Tuesday 30 December 2014

How worship orders life

In worship God gathers his people to himself as centre: ‘The Lord reigns’ (Ps. 93:1). Worship is a meeting at the centre so that our lives are centred in God and not lived eccentrically. We worship so that we live in response to and from this centre, the living God. Failure to worship consigns us to a life of spasms and jerks, at the mercy of every advertisement, every seduction, every siren. Without worship we live manipulated and manipulating lives. We move in either frightened panic or deluded lethergy as we are, in turn, alarmed by spectres and soothed by placebos. If there is no centre, there is no circumference. People who do not worship are swept into a vast restlessness, epidemic in the world, with no steady direction and no sustaining purpose.

Eugene H Peterson, Reversed Thunder, p.60

Tuesday 2 December 2014

The biggest barriers to effective evangelism

The following paragraphs from Bruce Milne’s book, The Message of John, relate to the great prayer of Jesus in chapter 17 of John’s Gospel and to the mission on which he sends his people, then and now. The prayer itself is humbling and deeply challenging; Milne’s exposition is a powerful testament to that.

This mission has two hands. The ‘first hand’ is that of proclamation, the communicating to the world of the revelation of the Father in the Son, climaxed by his self-sacrifice for the world’s sin. This revelation (6) is commonly expressed in words (8), and must be shared in words so that the world may believe that the mission of Jesus is authentically the mission of the Father in him, and hence that he is the Saviour and Lord of sinners.

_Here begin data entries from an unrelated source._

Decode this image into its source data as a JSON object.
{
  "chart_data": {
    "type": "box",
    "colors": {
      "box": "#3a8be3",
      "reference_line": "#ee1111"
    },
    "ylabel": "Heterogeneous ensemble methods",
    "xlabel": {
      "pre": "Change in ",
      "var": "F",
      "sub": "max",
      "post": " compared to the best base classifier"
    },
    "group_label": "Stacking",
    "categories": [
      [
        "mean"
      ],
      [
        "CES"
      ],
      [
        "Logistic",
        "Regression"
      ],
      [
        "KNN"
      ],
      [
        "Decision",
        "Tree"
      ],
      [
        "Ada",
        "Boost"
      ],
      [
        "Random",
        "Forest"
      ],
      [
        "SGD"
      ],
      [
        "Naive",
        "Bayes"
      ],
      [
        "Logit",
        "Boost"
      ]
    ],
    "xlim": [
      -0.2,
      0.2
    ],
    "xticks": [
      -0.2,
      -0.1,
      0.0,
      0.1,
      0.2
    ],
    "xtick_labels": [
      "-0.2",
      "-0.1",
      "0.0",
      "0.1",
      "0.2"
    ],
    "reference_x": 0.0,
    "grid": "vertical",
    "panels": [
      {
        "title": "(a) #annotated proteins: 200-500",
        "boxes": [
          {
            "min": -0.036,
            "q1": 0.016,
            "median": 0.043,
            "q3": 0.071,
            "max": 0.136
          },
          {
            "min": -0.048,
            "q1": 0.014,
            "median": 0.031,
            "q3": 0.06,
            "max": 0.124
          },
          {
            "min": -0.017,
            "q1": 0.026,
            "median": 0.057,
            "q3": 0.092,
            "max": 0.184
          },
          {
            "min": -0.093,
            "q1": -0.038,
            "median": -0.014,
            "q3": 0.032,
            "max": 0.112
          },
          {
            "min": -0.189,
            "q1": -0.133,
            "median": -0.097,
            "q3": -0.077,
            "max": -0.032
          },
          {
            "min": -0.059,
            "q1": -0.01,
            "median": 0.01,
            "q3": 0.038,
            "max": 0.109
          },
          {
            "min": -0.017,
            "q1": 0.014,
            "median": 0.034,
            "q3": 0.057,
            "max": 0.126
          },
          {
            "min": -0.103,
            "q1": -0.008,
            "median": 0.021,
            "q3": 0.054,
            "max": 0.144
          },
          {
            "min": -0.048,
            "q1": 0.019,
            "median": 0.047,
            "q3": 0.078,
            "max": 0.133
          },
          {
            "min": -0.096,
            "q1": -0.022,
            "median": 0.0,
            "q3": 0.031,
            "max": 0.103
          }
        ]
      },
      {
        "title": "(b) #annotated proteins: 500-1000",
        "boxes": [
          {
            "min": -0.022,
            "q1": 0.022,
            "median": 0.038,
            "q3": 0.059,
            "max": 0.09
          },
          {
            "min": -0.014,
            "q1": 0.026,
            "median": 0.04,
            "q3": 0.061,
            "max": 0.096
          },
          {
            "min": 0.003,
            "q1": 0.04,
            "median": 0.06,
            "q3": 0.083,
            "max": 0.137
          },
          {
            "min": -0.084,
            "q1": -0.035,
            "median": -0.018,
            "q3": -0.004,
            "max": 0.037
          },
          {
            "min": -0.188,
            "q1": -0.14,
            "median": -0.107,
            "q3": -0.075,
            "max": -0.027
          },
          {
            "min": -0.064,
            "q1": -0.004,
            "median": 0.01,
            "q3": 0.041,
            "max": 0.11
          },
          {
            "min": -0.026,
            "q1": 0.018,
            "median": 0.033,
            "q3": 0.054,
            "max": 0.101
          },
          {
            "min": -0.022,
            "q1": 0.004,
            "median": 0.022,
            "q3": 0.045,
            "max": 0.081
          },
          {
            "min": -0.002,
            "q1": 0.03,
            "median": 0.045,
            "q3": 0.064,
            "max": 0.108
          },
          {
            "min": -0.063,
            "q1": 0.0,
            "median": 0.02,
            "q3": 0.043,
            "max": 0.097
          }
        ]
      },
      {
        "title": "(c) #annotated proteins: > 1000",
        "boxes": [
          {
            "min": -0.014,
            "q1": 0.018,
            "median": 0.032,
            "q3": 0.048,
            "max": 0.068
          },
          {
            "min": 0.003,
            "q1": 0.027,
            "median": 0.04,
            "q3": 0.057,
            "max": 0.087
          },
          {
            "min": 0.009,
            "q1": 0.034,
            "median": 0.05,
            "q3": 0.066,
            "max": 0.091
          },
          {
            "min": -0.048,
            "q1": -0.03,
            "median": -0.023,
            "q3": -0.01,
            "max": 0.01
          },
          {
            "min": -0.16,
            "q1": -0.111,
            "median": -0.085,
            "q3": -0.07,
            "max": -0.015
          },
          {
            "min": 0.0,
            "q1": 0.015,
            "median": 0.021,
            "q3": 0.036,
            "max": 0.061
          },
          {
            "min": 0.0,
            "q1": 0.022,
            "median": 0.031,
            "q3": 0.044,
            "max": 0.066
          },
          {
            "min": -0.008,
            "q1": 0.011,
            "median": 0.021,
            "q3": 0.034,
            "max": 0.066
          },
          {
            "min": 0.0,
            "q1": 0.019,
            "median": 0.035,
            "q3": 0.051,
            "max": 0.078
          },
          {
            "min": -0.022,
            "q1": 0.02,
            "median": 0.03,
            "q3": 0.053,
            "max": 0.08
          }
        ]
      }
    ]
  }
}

But the mission has a ‘second hand’. It is visible as well as verbal, relational as well as audible. The content of this ‘second hand’ is clearly stated in verse 23: May they be brought to complete unity to let the world know that you…have loved them even as you have loved me…The Father’s love for his Son in all its richness is persuasively reproduced in the mutual relationships of the Christian congregation! Nothing less than that is Jesus’ prayer.

This ‘second hand’ represents a dimension in evangelism which is commonly ignored or underestimated, and yet which is central to Jesus’ evangelistic strategy for his church (cf. 13:34-35). The local church is the obvious point of application. A group of Christians who are so knit together in the love of God that others can say of them, 'Look how they love each other,' is a church where the gospel will be the 'power of God for…salvation' (Rom 1:16). Evangelism is a community act. It is the proclamation of the church’s relationships as well as its convictions. The preacher is only the spokesperson of the community. The gospel proclaimed from the pulpit is either confirmed, and hence immeasurably enhanced, or it is contradicted, and hence immeasurably weakened, by the quality of the relationships in the pews. In this sense every Christian is a witness. Every time we gather together we either strengthen or weaken the evangelistic appeal of our church by the quality of our relationships with our fellow church members.

The biggest barriers to effective evangelism according to the prayer of Jesus are not so much outdated methods, or inadequate presentations of the gospel, as realities like gossip, insensitivity, negative criticism, jealousy, backbiting, an unforgiving spirit, a ‘root of bitterness’, failure to appreciate others, self-preoccupation, greed, selfishness and every other form of lovelessness. These are the squalid enemies of effective evangelism which render the gospel fruitless and send countless thousands into eternity without a Saviour. ‘The glorious gospel of the blessed God’, which is committed to our trust, is being openly contradicted and veiled by the sinful relationships within the community which is commissioned to communicate it. We need look no further to understand why the church’s impact on the community is frequently so minimal in spite of the greatness of our message. We are fighting with only one hand!